Margrave is distinguishable from the present case in several respects. First, the Margrave court was concerned primarily with causation. The plaintiff was a 74-year-old woman who had previously sustained compression fractures. In the present case the plaintiff claims not to have had a history of knee problems. (Tr. at 2-3). Second, in Margrave the plaintiff could have "abated her discomfort at any time during the five-hour delay simply by leaving the plane, or, at a minimum, complaining to British Airways personnel." Id. at 513 n. 3. In the present case, plaintiff claims to have sought assistance from Swiss Air personnel, to no avail. Moreover, while the plane was in flight the plaintiff presumably lacked the primary option open to the plaintiff in Margrave.

Although there is a dispute as to whether the plaintiff sought and was denied assistance by Swiss Air personnel, "the full recline of a passenger's seat ... coupled with the passenger's refusal to raise the seat when requested to do so and the refusal of the flight attendant to intervene when requested to," see Magistrate's Recommended Disposition, at 10, could be considered by the fact-finders, see Air France, 470 U.S. at 405, 105 S. Ct. at 1345, to have been external to the passenger and beyond the usual, normal and expected operation of an aircraft, Id. at 406, 105 S. Ct. at 1345-46.

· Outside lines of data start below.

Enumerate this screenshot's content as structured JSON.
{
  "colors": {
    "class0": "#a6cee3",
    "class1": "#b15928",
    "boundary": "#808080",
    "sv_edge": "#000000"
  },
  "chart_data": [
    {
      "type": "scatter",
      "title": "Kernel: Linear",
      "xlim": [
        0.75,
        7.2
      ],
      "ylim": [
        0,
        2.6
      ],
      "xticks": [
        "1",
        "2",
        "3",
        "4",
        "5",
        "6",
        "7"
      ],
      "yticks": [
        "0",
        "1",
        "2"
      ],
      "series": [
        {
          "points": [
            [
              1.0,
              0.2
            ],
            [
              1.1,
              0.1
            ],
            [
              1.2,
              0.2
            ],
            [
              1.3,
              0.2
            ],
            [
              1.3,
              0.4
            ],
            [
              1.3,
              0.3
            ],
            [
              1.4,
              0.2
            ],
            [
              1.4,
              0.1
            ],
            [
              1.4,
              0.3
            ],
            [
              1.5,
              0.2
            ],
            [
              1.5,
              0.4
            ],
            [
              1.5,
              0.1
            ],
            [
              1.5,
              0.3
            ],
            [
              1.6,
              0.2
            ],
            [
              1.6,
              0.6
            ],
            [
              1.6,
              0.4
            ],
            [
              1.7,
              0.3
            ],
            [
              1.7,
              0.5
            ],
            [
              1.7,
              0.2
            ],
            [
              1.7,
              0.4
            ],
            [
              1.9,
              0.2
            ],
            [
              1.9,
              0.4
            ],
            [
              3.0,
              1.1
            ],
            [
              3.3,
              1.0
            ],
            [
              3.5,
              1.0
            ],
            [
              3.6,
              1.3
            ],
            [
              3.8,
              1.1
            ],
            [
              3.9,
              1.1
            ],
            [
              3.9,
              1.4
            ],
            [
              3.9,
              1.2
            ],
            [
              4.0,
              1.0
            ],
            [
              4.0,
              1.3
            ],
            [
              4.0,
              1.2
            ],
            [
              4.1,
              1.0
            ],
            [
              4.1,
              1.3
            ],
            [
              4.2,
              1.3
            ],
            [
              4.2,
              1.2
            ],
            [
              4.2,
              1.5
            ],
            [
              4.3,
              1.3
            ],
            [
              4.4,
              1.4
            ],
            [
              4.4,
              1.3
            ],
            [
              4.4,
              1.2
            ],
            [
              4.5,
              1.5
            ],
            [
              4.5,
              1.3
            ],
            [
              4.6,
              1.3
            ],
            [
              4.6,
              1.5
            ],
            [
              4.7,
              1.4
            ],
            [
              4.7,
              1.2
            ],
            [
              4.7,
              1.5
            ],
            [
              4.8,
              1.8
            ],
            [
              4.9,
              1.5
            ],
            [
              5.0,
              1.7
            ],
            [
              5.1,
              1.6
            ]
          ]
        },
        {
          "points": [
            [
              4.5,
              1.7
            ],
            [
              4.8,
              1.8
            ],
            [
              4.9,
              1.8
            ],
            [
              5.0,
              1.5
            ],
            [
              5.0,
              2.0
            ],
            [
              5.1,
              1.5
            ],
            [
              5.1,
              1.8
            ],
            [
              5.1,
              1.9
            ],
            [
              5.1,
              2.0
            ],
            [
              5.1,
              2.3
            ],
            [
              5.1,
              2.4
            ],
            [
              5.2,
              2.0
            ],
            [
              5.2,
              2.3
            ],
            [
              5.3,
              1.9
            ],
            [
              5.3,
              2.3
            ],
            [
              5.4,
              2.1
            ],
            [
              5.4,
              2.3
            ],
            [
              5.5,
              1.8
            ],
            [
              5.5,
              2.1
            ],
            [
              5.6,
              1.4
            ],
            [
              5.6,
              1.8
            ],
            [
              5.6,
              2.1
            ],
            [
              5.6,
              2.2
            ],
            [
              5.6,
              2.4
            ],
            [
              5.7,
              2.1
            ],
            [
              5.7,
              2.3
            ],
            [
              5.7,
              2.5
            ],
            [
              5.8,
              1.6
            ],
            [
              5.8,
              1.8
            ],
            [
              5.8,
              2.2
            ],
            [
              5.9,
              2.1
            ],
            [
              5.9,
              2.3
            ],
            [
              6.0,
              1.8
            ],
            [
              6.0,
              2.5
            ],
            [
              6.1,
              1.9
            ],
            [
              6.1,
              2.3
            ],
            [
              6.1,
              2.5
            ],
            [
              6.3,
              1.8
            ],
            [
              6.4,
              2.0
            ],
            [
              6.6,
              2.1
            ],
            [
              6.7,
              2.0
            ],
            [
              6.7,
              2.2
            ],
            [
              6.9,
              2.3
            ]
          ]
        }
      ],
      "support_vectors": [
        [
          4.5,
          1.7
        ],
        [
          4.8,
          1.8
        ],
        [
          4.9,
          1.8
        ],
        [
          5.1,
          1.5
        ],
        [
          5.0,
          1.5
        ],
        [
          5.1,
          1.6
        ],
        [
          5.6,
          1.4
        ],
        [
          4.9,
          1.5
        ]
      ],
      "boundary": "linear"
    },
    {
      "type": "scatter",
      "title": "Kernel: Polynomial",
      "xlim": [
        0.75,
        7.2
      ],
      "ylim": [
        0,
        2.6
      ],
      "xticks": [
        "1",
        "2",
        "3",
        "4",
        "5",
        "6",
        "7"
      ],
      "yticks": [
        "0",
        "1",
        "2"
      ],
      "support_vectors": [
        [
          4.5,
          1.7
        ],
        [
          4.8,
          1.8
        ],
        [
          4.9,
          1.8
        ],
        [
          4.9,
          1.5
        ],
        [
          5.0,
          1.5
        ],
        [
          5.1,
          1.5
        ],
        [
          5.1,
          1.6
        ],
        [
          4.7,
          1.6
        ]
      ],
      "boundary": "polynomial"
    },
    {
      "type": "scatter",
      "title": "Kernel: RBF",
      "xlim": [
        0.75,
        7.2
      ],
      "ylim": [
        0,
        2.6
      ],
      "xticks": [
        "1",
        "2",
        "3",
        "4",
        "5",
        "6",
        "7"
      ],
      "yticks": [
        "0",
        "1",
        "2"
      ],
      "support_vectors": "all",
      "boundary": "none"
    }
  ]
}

The court finds that genuine issues of material fact remain. See Magistrate's Recommended Disposition, at 10. Accordingly, the Magistrate's Recommended Disposition is ACCEPTED, and the defendant's motion for summary judgment is DENIED.

NOTES

[1] The official title of the Warsaw Convention is the Convention for the Unification of Certain Rules Relating to International Transportation by Air, October 12, 1929, 49 Stat. 3000, T.S. No. 876. The Montreal Agreement, Cab # 18900, raises the liability limitations prescribed by the Warsaw Convention. Both are reprinted in 49 U.S.C.App. § 1502, note (1982).

[2] Plaintiff was not assigned an aisle seat, but managed to get one by exchanging with another passenger.

[3] In its answer defendant denies that plaintiff injured her knee as she was attempting to get out of her seat. See Defendant's Answer to Complaint, at p. 1. However, in its statement of material facts the defendant states:

as Plaintiff was getting up from here (sic) seat to move into the aisle to let her fellow passenger out, she felt something snap in her left knee as she turned to move into the aisle. Tr. 11. Her knee became very painful and Plaintiff thought that she tore or broke something. Tr. 13.

Defendant's Material Facts, at 2.

[4] Plaintiff and defendant agree that the flight attendant offered to obtain an ambulance, but explained that the plaintiff would have to wait an hour. The plaintiff declined the offer. Plaintiff also requested assistance with her carry-on bag. The flight attendant, according to the plaintiff, initially refused to assist but eventually did help the plaintiff with her bag.